One other detail. I haven't had a car since the winter of 2000. It gave up the ghost--I was beginnng to put repair money down a bottomless pit and needed to let go of that "black hole" at the time and just plain save money. The good thing is that I have lived within 15 minutes walking distance from work at all times. In the last year especially, however, I have been prayerful about whether to buy a car. I kept hearing, "Wait." Last January, a couple from church came up to me and told me they felt God wanted them to give me their used 1994 Honda Accord Sedan. I prayed about it, checked it out financially with my children (they know how my finances run because I want them to) and came to the conclusion that I should take it. However, the car needed fixed, and the couple didn't have the money and didn't want to give me a broken car. They prayed, talked to pastor, and put out an email without my knowing it, and people from church contributed so the car could be fixed up for me.

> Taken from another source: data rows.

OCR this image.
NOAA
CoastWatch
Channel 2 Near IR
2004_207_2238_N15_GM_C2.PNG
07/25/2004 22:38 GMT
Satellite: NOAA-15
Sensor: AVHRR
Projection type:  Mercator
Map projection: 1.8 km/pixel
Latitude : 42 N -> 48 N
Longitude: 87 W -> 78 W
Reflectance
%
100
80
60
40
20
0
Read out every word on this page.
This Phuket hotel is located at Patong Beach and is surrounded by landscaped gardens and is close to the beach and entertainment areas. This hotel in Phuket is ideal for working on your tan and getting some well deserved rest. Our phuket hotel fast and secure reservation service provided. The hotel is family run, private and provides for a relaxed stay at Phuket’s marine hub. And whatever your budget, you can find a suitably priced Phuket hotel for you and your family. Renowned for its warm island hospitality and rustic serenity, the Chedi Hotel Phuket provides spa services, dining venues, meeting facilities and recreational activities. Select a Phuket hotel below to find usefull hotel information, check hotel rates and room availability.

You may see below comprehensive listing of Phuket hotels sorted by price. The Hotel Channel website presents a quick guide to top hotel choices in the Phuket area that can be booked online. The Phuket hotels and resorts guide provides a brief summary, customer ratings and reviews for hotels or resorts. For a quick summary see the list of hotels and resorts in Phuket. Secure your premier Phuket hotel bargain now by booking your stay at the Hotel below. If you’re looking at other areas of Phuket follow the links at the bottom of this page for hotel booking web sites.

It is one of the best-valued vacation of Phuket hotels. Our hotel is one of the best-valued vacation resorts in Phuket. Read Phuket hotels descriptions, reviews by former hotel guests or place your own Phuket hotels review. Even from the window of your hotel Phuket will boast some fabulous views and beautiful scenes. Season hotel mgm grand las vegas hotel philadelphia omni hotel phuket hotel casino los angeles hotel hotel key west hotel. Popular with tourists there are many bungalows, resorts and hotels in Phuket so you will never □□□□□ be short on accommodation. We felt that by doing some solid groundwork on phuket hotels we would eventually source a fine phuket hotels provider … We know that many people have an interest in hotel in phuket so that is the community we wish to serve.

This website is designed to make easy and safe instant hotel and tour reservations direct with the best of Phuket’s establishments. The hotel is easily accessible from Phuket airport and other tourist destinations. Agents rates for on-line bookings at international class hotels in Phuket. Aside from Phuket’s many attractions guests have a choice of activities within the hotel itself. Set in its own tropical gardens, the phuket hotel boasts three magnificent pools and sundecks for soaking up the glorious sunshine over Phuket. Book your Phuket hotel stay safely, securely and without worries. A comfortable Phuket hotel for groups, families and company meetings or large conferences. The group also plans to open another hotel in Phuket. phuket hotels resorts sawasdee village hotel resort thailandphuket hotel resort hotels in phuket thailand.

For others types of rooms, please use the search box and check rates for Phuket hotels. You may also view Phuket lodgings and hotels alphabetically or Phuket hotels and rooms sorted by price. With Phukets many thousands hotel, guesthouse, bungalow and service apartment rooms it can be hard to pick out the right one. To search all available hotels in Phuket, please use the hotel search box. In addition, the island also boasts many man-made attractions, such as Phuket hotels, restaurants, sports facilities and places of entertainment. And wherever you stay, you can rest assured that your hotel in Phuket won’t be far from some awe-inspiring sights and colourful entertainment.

I am now driving a small red car that I love. It got to me in May--just in time to get used to the idea of having "wheels" again--and just in time to be needed to get me about 4 miles to a friend's home so we can go together to work on the other side of town. (She works near where I do.) This is a God-send, because my depth perception is not good and driving in the dark and in rain for a short distance is different from driving all the way across town.
So you see, not only am I alive and well, but so is God and His work both directly and through others in my life. He is always providing. I left one job on Friday, June 8, and started the other on Monday, June 11. I didn't lose one day of pay, and time off started accruing on my first day (for every 10 hours I work, I get one hour of time off). I just pray I will be as much of a help to Ron and Omega Retirement Plans as Ron and Omega are to me.
Well, there's more to talk about, but not today. It's Friday, and I'm going to do some other things on my day off. I'm thrilled I'm beginning to want to study and write again--I've missed these things for the last four months. Have a good day, everyone. 'Bye for now.